Students in this module will learn to understand the emerging area of cloud computing and how it relates to traditional models of computing, and gain competence in MapReduce as a programming model for distributed processing of big data.
This module aims to introduce back-end cloud computing techniques for processing "big data" (terabytes/petabytes) and developing scalable systems (with up to millions of users). We focus mostly on MapReduce, which is presently the most accessible and practical means of computing for "Web-scale" problems, but will discuss other techniques as well.
- Introduction to Cloud Computing
- Cloud Computing Technologies and Types
- Parallel Computing and Distributed Systems
- Big Data
- MapReduce and Hadoop
- Running Hadoop in the Cloud [Practical Lab Class]
- Developing MapReduce Programs
- Link Analysis in the Cloud
- Data Management in the Cloud
- Information Retrieval in the Cloud
- Beyond MapReduce (e.g., Apache Spark)
Good knowledge of object-oriented programming in Python would be necessary.
MSc students who did not have much experience in software development before joining their respective postgraduate programmes should have already taken the Principles of Programming I (POP1) module.
All dates and timetables are listed in the programme handbooks of individual programmes.
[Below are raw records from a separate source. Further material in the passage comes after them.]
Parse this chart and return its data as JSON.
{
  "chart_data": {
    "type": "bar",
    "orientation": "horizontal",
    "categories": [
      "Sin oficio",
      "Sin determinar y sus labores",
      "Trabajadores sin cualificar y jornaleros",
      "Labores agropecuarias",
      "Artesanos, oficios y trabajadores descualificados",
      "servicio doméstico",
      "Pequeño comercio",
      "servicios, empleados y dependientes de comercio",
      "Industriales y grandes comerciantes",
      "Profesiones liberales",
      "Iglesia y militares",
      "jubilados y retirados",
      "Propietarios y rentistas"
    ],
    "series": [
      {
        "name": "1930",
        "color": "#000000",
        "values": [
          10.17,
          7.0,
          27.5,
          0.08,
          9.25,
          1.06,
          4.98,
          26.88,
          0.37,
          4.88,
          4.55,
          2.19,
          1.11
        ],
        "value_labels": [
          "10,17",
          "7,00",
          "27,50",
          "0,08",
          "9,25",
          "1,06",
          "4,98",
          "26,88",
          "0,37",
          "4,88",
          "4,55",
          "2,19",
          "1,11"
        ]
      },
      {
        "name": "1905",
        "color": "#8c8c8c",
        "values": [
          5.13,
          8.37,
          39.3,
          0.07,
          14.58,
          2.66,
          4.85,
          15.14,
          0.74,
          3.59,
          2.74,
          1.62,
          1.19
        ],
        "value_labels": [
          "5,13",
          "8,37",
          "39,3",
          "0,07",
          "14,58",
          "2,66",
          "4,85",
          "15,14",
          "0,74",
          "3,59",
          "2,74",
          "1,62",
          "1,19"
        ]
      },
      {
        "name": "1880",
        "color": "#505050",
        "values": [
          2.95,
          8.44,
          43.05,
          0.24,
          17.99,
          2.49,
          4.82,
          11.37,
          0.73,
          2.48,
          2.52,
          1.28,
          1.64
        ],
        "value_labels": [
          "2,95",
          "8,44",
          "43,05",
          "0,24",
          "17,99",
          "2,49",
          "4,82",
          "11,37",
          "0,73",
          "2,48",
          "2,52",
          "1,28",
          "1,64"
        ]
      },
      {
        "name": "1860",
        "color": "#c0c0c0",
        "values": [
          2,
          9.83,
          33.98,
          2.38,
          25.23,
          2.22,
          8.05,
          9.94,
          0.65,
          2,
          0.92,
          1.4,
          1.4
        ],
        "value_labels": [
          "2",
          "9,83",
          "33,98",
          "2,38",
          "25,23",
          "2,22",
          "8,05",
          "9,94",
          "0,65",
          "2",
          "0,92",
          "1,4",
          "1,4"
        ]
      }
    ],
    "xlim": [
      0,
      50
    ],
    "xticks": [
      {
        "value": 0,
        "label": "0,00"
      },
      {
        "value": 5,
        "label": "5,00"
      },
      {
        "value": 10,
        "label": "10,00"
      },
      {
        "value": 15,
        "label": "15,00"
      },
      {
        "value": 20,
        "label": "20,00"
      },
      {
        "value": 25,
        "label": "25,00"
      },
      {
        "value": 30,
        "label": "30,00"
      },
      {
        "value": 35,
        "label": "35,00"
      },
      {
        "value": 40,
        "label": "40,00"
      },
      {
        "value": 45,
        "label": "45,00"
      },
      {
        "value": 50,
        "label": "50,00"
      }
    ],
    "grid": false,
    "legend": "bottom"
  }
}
A couple of programming assignments.
Coursework (20%). Examination (80%).
- Jothy Rosenberg and Arthur Mateos, The Cloud at Your Service, Manning, 2010.
- Jimmy Lin and Chris Dyer, Data-Intensive Text Processing with MapReduce, Morgan and Claypool, 2010.
- Extensive use is made of other relevant book chapters and research papers that are distributed in class or provided online.